The scale of the "gigantic schedule" NuScale is facing is illustrated by the fact that it has around 9,000 line items in it, with many of the critical path items changing every day.
Additionally, supporting the design certification application will be a 12,000-page document describing how the plant is designed and will operate. "But the NRC doesn’t just accept our mathematical modeling, they want to know the results of physical testing," said Mr McGough.

"So our design cert application must show not just the calculations about how the plant will work, but it must be backed up by results of physical testing; that’s what the prototype does."
Progress is being made, however. In June, the NRC issued the NuScale Design Specific Review Standard - basically, a "guideline of understanding" between the regulator and the applicant

Such progress was almost unimaginable not so long ago. Looking back just four years, Mr McGough admitted there was reluctance by suppliers to sell their goods or services to NuScale because of its uncertain future and lack of financial backing.
That all changed in late 2011 when Fluor stepped in. "To make a major investment in a company like ours is a validation of what we’re doing, from the perspective of a company that hopes to be the worldwide constructor of NuScale plants," Mr McGough said.
"So that was the first step, I think, that probably put a jolt into the supply chain and got attention from some major suppliers that we might not have received attention from before."
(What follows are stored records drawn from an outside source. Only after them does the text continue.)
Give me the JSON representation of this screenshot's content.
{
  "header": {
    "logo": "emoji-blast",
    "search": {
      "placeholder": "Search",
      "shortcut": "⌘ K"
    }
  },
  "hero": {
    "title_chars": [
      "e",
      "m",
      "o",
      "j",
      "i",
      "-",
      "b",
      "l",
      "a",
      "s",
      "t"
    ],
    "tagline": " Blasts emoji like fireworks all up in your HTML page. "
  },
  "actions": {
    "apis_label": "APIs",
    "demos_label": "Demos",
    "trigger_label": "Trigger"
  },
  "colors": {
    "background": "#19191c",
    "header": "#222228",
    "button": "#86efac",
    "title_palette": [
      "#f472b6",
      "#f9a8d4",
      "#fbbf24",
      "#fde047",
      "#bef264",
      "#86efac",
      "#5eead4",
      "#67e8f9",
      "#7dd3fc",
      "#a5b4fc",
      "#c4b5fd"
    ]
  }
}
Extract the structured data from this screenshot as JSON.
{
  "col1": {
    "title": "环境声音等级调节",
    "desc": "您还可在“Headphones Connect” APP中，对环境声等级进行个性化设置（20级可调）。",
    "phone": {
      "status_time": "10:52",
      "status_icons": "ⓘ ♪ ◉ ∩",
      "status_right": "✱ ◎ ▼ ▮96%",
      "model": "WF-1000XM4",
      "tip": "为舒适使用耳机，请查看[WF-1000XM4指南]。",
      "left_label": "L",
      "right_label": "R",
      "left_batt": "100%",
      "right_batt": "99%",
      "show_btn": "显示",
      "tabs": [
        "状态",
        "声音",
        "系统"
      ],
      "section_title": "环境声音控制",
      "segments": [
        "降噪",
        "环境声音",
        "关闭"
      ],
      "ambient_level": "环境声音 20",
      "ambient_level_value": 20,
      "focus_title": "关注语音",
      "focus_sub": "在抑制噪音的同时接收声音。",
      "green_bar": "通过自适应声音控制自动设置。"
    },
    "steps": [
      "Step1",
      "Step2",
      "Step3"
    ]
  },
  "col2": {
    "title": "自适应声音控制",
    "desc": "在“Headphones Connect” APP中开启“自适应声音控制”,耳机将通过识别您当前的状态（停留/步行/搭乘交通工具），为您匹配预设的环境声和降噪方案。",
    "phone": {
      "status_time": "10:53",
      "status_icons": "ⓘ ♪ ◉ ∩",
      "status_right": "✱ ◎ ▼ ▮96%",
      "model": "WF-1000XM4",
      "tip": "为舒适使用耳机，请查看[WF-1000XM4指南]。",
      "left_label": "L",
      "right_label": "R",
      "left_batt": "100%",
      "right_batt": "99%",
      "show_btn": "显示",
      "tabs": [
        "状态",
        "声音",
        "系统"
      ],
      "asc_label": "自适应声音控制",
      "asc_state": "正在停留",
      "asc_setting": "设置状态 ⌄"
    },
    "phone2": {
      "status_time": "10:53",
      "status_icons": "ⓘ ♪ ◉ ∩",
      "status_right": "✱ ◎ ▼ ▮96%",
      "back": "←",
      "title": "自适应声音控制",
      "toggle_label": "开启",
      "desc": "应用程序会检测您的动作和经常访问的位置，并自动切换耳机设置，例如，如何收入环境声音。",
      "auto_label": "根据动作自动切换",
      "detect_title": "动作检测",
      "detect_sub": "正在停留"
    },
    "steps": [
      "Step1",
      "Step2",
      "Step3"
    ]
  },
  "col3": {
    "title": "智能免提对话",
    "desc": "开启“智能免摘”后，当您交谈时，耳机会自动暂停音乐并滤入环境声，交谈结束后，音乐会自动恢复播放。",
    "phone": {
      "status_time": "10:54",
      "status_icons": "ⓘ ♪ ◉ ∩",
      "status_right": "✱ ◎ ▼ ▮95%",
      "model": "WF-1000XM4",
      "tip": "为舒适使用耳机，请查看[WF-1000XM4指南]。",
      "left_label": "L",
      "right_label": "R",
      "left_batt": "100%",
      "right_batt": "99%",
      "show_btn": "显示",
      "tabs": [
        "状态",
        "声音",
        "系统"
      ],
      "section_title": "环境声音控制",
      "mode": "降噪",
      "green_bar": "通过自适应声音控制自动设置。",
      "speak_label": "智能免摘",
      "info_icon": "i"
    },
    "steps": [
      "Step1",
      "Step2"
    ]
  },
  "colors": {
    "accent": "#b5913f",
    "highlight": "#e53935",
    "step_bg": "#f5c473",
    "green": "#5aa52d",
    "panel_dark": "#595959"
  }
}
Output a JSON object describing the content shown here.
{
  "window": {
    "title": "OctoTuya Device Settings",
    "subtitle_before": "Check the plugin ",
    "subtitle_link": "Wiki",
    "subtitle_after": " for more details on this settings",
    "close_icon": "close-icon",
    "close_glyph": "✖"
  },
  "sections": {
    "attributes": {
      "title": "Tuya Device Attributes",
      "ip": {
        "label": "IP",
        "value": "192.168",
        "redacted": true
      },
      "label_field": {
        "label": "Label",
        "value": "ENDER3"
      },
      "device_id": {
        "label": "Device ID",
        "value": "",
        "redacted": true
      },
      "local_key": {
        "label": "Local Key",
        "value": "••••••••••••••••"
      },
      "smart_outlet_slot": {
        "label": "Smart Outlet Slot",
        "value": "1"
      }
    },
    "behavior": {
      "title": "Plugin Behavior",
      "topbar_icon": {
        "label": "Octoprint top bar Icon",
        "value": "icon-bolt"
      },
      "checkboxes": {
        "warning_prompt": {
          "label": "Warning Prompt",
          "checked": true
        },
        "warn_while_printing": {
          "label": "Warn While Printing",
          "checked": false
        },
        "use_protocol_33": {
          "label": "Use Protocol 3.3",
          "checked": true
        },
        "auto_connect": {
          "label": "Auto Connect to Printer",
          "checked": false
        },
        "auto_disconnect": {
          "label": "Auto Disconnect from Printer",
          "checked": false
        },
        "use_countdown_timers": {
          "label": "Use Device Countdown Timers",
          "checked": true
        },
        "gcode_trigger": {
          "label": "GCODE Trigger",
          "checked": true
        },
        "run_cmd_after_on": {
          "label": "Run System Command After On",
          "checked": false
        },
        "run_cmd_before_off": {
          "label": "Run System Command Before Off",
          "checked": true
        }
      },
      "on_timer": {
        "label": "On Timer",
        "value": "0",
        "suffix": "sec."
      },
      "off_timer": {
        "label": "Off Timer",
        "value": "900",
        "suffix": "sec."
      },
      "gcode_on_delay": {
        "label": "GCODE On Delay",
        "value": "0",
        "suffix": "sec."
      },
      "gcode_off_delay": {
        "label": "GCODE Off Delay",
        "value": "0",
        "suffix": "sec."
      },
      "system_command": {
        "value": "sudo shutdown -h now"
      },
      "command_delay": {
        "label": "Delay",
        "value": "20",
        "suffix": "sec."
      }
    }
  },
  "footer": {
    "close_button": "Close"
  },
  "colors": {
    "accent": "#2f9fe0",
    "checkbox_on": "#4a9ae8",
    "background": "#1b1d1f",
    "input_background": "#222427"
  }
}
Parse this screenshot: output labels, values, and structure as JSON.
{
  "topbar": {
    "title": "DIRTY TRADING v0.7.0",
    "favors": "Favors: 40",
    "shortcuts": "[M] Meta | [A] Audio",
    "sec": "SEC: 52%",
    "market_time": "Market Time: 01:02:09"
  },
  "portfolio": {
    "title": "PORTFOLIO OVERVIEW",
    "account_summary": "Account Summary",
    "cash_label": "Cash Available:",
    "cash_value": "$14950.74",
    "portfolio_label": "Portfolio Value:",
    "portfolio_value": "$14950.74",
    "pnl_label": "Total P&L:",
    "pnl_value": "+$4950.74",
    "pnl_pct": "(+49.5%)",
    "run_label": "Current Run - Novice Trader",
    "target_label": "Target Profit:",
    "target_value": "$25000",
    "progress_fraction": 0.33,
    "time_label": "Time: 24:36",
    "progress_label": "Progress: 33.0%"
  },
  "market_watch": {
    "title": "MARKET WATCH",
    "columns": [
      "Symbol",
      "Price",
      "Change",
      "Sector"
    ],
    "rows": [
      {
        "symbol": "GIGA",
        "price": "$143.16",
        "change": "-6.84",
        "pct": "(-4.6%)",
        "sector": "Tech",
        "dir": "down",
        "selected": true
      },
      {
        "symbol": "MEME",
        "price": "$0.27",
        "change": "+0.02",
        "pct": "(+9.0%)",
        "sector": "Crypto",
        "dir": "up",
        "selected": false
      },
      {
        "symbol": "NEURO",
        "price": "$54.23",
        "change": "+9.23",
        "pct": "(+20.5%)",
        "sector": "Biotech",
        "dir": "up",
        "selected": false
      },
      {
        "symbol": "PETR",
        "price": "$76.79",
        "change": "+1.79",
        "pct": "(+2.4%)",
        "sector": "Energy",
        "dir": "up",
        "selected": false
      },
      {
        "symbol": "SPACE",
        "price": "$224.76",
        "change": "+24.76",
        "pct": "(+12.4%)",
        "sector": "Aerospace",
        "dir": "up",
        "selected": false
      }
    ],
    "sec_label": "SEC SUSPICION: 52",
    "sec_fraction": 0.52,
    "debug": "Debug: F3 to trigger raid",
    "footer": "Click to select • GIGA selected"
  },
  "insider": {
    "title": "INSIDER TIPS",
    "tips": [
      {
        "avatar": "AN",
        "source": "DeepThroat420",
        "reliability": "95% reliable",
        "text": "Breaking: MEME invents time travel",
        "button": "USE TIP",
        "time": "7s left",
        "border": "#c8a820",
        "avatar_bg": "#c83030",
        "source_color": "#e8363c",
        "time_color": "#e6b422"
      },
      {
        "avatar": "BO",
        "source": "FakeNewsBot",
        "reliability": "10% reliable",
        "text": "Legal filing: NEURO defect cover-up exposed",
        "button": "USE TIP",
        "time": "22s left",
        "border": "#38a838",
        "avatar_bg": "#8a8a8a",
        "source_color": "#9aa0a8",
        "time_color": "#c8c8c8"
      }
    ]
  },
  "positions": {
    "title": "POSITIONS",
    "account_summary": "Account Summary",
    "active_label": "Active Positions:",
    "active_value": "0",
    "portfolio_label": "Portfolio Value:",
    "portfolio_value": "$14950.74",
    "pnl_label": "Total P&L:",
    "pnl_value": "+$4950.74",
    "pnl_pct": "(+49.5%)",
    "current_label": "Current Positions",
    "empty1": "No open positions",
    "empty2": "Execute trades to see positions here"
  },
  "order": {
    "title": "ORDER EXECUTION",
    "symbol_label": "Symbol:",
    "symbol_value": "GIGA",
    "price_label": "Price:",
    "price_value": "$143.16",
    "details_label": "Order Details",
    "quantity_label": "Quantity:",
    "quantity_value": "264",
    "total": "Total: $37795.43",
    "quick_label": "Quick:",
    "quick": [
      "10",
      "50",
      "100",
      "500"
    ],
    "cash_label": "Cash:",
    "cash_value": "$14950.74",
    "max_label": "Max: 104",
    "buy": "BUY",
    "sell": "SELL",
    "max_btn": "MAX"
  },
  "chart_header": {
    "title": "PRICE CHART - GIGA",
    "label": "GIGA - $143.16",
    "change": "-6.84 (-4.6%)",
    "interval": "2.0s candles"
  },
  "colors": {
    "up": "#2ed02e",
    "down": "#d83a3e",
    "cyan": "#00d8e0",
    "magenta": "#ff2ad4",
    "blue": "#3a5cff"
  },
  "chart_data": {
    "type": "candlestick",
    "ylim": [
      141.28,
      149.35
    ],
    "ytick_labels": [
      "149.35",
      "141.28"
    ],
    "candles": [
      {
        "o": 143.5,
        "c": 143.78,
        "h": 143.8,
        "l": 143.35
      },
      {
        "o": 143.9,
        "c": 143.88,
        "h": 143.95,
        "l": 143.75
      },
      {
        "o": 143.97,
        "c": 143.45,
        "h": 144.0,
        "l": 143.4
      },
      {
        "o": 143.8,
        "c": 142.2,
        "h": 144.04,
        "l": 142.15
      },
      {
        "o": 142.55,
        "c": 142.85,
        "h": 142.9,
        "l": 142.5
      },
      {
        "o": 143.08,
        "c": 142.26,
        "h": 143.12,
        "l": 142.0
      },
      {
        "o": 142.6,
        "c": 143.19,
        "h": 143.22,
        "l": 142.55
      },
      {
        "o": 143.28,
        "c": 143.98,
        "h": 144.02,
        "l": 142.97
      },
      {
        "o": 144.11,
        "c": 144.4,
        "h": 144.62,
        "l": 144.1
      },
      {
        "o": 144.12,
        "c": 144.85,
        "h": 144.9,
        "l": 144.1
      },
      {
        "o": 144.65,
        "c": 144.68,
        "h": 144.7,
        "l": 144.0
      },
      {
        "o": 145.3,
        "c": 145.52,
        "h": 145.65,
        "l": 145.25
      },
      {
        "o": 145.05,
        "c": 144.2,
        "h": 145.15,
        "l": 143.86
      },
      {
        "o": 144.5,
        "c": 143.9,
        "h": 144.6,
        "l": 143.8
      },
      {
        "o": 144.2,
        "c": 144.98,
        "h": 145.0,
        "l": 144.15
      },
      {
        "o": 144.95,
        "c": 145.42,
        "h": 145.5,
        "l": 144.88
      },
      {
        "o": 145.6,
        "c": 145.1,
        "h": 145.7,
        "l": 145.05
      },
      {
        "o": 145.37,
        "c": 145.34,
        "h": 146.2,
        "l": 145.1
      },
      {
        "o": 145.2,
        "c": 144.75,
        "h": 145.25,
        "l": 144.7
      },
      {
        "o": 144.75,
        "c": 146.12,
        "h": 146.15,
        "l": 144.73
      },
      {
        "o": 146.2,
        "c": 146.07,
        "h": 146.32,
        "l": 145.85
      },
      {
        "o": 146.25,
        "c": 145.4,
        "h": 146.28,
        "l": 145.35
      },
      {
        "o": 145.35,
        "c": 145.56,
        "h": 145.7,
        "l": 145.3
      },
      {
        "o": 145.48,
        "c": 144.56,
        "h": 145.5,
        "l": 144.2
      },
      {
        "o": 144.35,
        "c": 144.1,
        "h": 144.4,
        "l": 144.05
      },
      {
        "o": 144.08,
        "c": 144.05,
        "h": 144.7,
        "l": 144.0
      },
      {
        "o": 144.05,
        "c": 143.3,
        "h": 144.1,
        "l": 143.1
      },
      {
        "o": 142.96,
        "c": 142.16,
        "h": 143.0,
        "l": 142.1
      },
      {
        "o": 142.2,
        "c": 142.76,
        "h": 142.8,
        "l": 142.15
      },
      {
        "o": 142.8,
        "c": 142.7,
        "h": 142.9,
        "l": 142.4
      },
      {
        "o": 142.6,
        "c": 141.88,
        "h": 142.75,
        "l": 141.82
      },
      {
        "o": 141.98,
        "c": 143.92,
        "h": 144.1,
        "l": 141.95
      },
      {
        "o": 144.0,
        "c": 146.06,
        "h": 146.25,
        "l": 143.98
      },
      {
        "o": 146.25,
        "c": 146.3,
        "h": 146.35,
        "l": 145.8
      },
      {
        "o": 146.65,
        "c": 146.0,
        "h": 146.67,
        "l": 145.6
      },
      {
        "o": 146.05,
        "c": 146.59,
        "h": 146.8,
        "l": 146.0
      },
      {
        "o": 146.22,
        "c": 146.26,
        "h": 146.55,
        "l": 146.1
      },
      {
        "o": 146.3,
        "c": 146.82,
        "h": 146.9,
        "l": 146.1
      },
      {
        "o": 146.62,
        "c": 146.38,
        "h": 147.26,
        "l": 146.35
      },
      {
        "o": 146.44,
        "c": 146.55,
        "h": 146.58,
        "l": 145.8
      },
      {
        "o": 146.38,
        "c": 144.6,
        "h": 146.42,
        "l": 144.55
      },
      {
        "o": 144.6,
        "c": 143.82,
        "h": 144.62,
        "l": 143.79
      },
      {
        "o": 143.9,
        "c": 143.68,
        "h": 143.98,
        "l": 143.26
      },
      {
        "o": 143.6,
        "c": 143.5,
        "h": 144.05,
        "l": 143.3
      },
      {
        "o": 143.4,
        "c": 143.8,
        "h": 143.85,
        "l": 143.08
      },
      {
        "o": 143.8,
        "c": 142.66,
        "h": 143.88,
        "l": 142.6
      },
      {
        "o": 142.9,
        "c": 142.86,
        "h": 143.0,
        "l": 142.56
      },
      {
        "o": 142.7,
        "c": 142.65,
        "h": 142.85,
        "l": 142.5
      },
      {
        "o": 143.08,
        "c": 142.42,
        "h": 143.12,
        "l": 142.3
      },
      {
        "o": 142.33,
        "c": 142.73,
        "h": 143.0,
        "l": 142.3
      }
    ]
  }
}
Now, after winning the Department of Energy FOA competition, NuScale is the sole remaining US developer of small modular reactors receiving nearly a quarter billion dollars of DoE matching funds.

Last year, NuScale held its first ever supplier day event. The company thought 20 or 30 people might show up. In fact, 137 people representing over 80 companies from five countries arrived in Idaho Falls for the event. Indeed in August they will be hosting their first NuEx Exposition to demonstrate their progress, while also bringing together senior Department of Energy Representatives, elected officials and key industry suppliers.

Looking to the future, Mr McGough said: "We’ve recently signed a major contract with Areva for fuel design; we are opening an office in Richland, Washington, where some of that work will take place. As you know we opened a major office in Charlotte, North Carolina, and Rockville, Maryland. We have expanded the reach of the company.

"We think there is a real opportunity in the US domestic market and there are similar pockets of opportunity internationally in places like the UK and China, some places in Latin America perhaps and the Middle East and elsewhere in Asia.

"That’s why we’re working as hard as we are to complete the design certification and to be prepared to meet the demand we see exists for our product."